Quantum Orthogonal Separable Physics-Informed Neural Networks
Pietro Zanotta, Ljubomir Budinski, Caglar Aytekin, Valtteri Lahtinen
TL;DR
The paper addresses the high computational burden of solving high-dimensional PDEs with physics-informed neural networks by introducing Quantum Orthogonal SPINNs (QO-SPINNs), which use a Hamming-weight-preserving quantum circuit and unary data encoding to achieve a matrix-multiplication complexity of $O(d\log d/\epsilon^2)$. It integrates Separable PINNs (SPINNs) with Quantum Orthogonal MLPs and develops a novel uncertainty quantification framework based on Spectral Normalized Gaussian Processes adapted to SPINNs, leveraging the orthogonality to avoid expensive spectral normalization. The methodology is validated on forward and inverse PDE problems (advection-diffusion, Burgers, Sine-Gordon) and demonstrates favorable accuracy and parameter efficiency in higher dimensions, along with competitive UQ performance against Monte Carlo dropout.
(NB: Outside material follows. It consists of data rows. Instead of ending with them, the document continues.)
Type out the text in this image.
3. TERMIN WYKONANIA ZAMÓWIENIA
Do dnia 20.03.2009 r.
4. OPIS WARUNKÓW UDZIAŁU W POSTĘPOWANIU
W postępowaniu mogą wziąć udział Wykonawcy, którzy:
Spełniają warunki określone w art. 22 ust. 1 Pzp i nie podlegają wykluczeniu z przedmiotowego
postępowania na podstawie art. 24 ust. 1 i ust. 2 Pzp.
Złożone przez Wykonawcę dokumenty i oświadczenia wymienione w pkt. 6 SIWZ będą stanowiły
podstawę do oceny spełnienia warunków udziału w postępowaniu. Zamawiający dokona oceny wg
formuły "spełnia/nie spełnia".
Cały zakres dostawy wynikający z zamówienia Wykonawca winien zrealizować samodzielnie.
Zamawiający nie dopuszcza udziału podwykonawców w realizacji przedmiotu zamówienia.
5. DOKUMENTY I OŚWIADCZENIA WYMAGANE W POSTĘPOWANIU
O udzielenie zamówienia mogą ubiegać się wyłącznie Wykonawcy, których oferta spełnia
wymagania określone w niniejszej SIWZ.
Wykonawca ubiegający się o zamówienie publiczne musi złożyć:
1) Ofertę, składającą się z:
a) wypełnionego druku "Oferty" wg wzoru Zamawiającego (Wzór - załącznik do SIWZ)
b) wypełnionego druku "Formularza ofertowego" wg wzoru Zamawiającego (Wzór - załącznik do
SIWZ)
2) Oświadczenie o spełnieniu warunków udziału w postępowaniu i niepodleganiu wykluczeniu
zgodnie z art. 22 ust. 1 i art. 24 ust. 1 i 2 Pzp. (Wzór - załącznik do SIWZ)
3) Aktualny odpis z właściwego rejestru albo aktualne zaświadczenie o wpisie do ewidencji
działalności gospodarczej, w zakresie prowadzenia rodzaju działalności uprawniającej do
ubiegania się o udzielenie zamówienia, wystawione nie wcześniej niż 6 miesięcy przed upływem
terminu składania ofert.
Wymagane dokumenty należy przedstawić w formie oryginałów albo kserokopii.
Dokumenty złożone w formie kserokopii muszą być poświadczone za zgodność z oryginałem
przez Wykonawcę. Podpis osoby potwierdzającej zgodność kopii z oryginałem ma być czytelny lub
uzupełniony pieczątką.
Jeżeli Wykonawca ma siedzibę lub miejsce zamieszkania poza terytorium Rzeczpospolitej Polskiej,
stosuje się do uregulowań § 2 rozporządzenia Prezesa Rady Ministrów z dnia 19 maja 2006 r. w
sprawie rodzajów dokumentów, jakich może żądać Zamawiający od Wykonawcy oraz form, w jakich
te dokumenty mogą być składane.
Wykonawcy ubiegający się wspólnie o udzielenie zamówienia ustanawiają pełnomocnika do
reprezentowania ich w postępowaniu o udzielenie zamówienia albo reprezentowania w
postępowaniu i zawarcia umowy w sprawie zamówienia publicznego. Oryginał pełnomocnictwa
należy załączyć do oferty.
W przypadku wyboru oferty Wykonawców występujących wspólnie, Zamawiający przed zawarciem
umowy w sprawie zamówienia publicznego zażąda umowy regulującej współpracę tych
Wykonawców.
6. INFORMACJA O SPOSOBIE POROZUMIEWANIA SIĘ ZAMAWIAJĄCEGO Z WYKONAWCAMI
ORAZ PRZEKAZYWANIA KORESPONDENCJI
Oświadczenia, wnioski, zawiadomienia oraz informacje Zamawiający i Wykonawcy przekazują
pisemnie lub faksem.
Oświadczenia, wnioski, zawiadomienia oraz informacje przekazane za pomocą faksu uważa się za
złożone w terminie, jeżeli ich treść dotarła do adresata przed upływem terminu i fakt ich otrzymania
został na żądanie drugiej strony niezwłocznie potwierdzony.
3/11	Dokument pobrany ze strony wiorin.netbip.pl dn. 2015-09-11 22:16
Hardware considerations are discussed, highlighting that the theoretical speedups require large-scale, high-fidelity quantum hardware, while the work provides a practical roadmap and publicly available code for reproduction.
Abstract
This paper introduces Quantum Orthogonal Separable Physics-Informed Neural Networks (QO-SPINNs), a novel architecture for solving Partial Differential Equations, integrating quantum computing principles to address the computational bottlenecks of classical methods. We leverage a quantum algorithm for accelerating matrix multiplication within each layer, achieving a $\mathcal O(d\log d/ε^2)$ complexity, a significant improvement over the classical $\mathcal O(d^2)$ complexity, where $d$ is the dimension of the matrix, $ε$ the accuracy level. This is accomplished by using a Hamming weight-preserving quantum circuit and a unary basis for data encoding, with a comprehensive theoretical analysis of the overall architecture provided. We demonstrate the practical utility of our model by applying it to solve both forward and inverse PDE problems. Furthermore, we exploit the inherent orthogonality of our quantum circuits (which guarantees a spectral norm of 1) to develop a novel uncertainty quantification method. Our approach adapts the Spectral Normalized Gaussian Process for SPINNs, eliminating the need for the computationally expensive spectral normalization step. By using a Quantum Orthogonal SPINN architecture based on stacking, we provide a robust and efficient framework for uncertainty quantification (UQ) which, to our knowledge, is the first UQ method specifically designed for Separable PINNs. Numerical results based on classical simulation of the quantum circuits, are presented to validate the theoretical claims and demonstrate the efficacy of the proposed method.